I'm passing a table of up to 1000 rows, consisting of name, ID, latitude and longitude values, to the client.
The list will then be processed by Javascript and converted to markers on a Google map.
I initially planned to do this with JSON, as I want the code to be readable and easy to deal with, and because we may be adding more structure to it over time.
However, my colleague suggested passing it down as a Javascript array, as it would reduce the size greatly.
This made me think, maybe JSON is a bit redundant. After all, for each row defined, the name of each field is also being outputted repetitively. Whereas, for an array, the position of the cells is used to indicate the field.

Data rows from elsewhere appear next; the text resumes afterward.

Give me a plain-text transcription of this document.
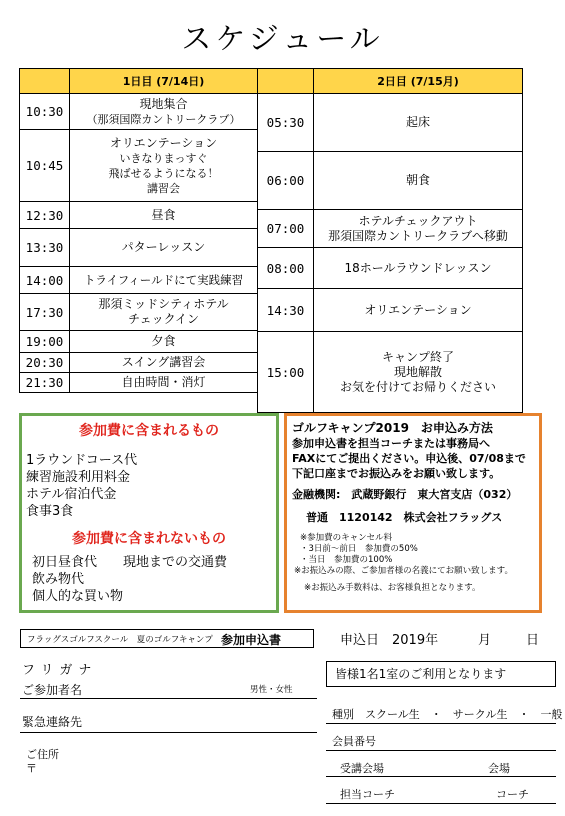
スケジュール
	1日目 (7/14日)
10:30	現地集合
（那須国際カントリークラブ）

10:45	オリエンテーション
いきなりまっすぐ
飛ばせるようになる！
講習会

12:30	昼食
13:30	パターレッスン
14:00	トライフィールドにて実践練習
17:30	那須ミッドシティホテル
チェックイン

19:00	夕食
20:30	スイング講習会
21:30	自由時間・消灯
	2日目 (7/15月)
05:30	起床
06:00	朝食
07:00	ホテルチェックアウト
那須国際カントリークラブへ移動

08:00	18ホールラウンドレッスン
14:30	オリエンテーション
15:00	キャンプ終了
現地解散
お気を付けてお帰りください
参加費に含まれるもの
1ラウンドコース代
練習施設利用料金
ホテル宿泊代金
食事3食
参加費に含まれないもの
初日昼食代 現地までの交通費
飲み物代
個人的な買い物
ゴルフキャンプ2019　お申込み方法
参加申込書を担当コーチまたは事務局へ
FAXにてご提出ください。申込後、07/08まで
下記口座までお振込みをお願い致します。
金融機関:　武蔵野銀行　東大宮支店（032）
普通　1120142　株式会社フラッグス
※参加費のキャンセル料
・3日前～前日　参加費の50%
・当日　参加費の100%
※お振込みの際、ご参加者様の名義にてお願い致します。
※お振込み手数料は、お客様負担となります。
フラッグスゴルフスクール　夏のゴルフキャンプ 参加申込書	申込日　2019年	月	日
フリガナ
ご参加者名	男性・女性
皆様1名1室のご利用となります
緊急連絡先
種別　スクール生　・　サークル生　・　一般
ご住所
〒
会員番号
受講会場	会場
担当コーチ	コーチ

However, would there really be a performance improvement by using an array?
The site uses GZIP compression. Is this compression effective enough to take care of any redundancy found in a JSON string?
[edit]
I realize JSON is just a notation.
But my real question is - what notation is best, performance-wise?
If I use fully named attributes, then I can have code like this:
var x = resultset.rows[0].name;
Whereas if I don't, it will look less readable, like so:
var x = resultset.rows[0][2];
My question is - would the sacrifice in code readability be worth it for the performance gains? Or not?
Further notes:
According to Wikipedia, the Deflate compression algorithm (used by gzip) performs 'Duplicate string elimination'. http://en.wikipedia.org/wiki/DEFLATE#Duplicate%5Fstring%5Felimination
If this is correct, I have no reason to be concerned about any redundancy in JSON, as it's already been taken care of.